Tess Gerritsen – The Apprentice

‘I am not the only one of my kind who walks this earth. Somewhere, there is another. And he waits for me…’

The surgeon has been locked up for a year but his chilling legacy still haunts the city, and especially Boston detective Jane Rizzoli. But now a new killer is at work and Rizzoli senses something horrifyingly familiar about him.

The FBI starts taking an interest in the investigation and Rizzoli begins to wonder just what makes this case so different and so dangerous?
But then the unthinkable happens: the surgeon escapes. And suddenly there are two twisted killers on the loose — master and apprentice…

The Apprentice is the second book in Tess Gerritsen’s Rizzoli and Isles series. As I mentioned in my review for The Surgeon, we’re avid watchers of the TNT show Rizzoli and Isles in my house. And since book one was even better than the TV version, I picked up the second one during my last book splurge. And The Apprentice is just as good as The Surgeon. The difference was that this time I already roughly knew what would happen as the script for the series pilot was based on this novel. This, however, did in no way take away from my enjoyment of the novel, as once again it was proven that TV and books are two very different experiences.

In The Apprentice we finally meet Dr Isles and she’s nothing like the Dr Isles we meet in the TV show. Instead of sophisticated, brilliant, slightly socially awkward, rich girl Dr. Maura Isles of TV fame, the book’s Dr. Isles is a brilliant, business-like, logical professional with a penchant for Goth black and nicknamed Queen of the Dead by the police department. While she doesn’t read very different from TV-Maura, she certainly looks completely different and doesn’t have a super large part in this book.

There are more switches in characters. Moore is of in Europe with his new ladylove, Dr Catherine Cordell, so Rizzoli is back to partnering with Frost. In addition, she has to contend with Detective Korsak, a blunt, grumpy, middle-aged detective with a drinking habit, who calls Rizzoli in on a murder case that closely resembles the M.O. of the Surgeon. Another complication is Gabriel Dean, an FBI agent who turns up at the second murder scene Rizzoli and Korsak are called to, intending to ‘advise’ them on their case, much to both Korsak’s and Rizzoli’s chagrin. His appearance is a sign that all is much more complicated than a simple copycat on the loose. I loved these new additions to the story and I do hope we’ll see more of them in future books.

The number of viewpoints in this book has lessened from the four there were in The Surgeon. This time we only get view points from Rizzoli and Hoyt. I liked it as it tightens the focus of the book on to Jane and makes her the central character.

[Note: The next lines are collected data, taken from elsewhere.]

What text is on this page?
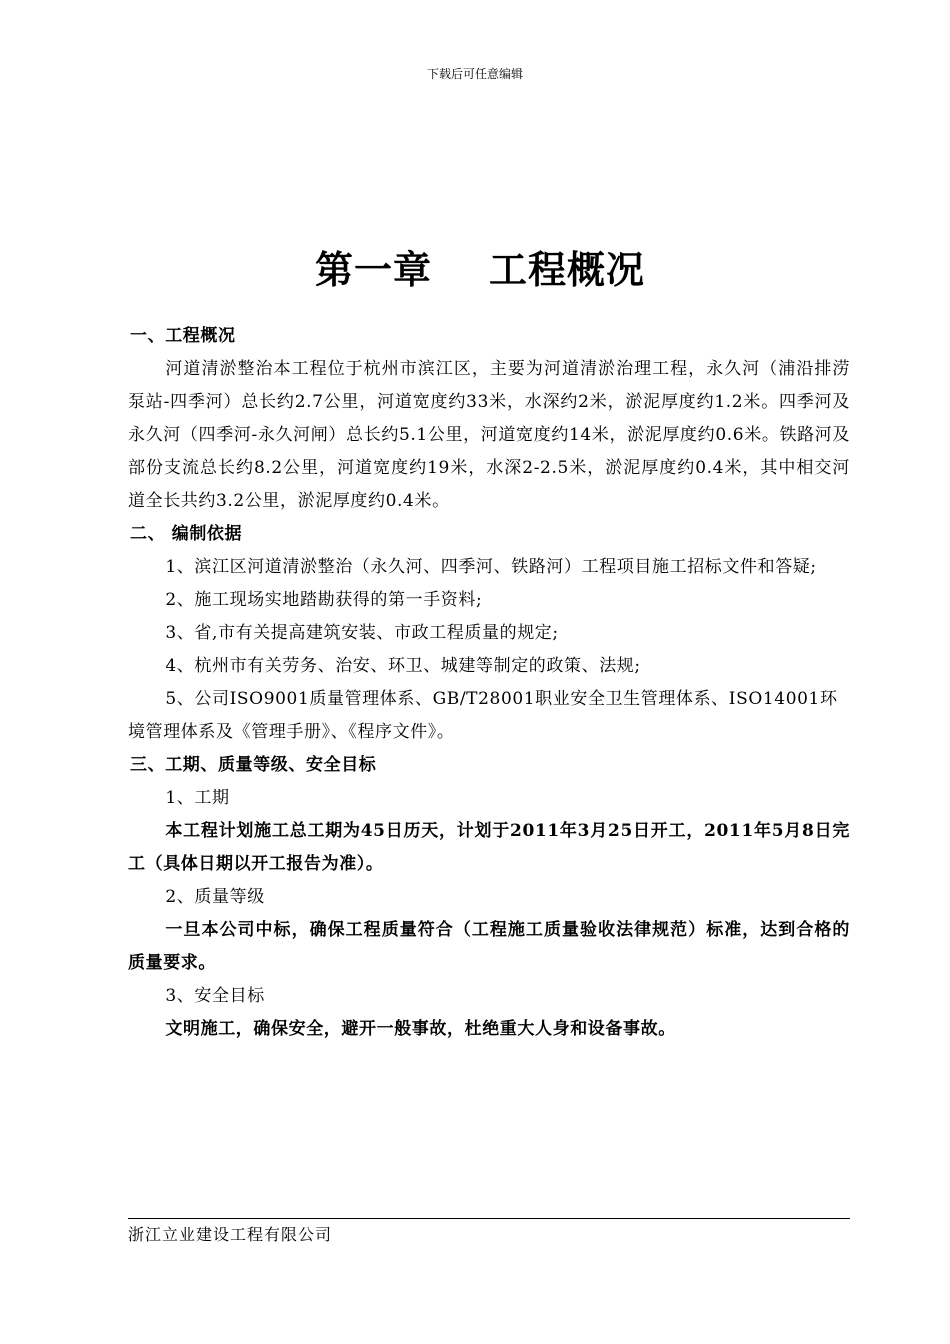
下载后可任意编辑
第一章    工程概况

一、工程概况

河道清淤整治本工程位于杭州市滨江区，主要为河道清淤治理工程，永久河（浦沿排涝泵站-四季河）总长约2.7公里，河道宽度约33米，水深约2米，淤泥厚度约1.2米。四季河及永久河（四季河-永久河闸）总长约5.1公里，河道宽度约14米，淤泥厚度约0.6米。铁路河及部份支流总长约8.2公里，河道宽度约19米，水深2-2.5米，淤泥厚度约0.4米，其中相交河道全长共约3.2公里，淤泥厚度约0.4米。

二、 编制依据

1、滨江区河道清淤整治（永久河、四季河、铁路河）工程项目施工招标文件和答疑;

2、施工现场实地踏勘获得的第一手资料;

3、省,市有关提高建筑安装、市政工程质量的规定;

4、杭州市有关劳务、治安、环卫、城建等制定的政策、法规;

5、公司ISO9001质量管理体系、GB/T28001职业安全卫生管理体系、ISO14001环境管理体系及《管理手册》、《程序文件》。

三、工期、质量等级、安全目标

1、工期

本工程计划施工总工期为45日历天，计划于2011年3月25日开工，2011年5月8日完工（具体日期以开工报告为准）。

2、质量等级

一旦本公司中标，确保工程质量符合（工程施工质量验收法律规范）标准，达到合格的质量要求。

3、安全目标

文明施工，确保安全，避开一般事故，杜绝重大人身和设备事故。

浙江立业建设工程有限公司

Hoyt is as freaky as ever… His viewpoint pieces just gave me goose bumps and chills as I read them. They are also very key in creating tension between what the reader knows and what the cops know. The encroaching sense of helplessness that envelops Rizzoli, as her conviction that the new murders are linked to Hoyt is dismissed by her colleagues as paranoia and as a result of her traumatic experiences in the first book, is chilling and frustrating for both Rizzoli herself and the reader as we know that she’s right!

The Apprentice was another chilling read. Gerritsen’s creation of Rizzoli and Isles is one of my favourite ones out there at the moment and I really hope I’ll be able to get my hands on further instalments in the series soon. The Apprentice is a highly recommended police procedural for people who enjoy meticulous plotting and research combined with chilling, psychological aspects. Make sure to free up your schedule though, because you won’t want to put this one down.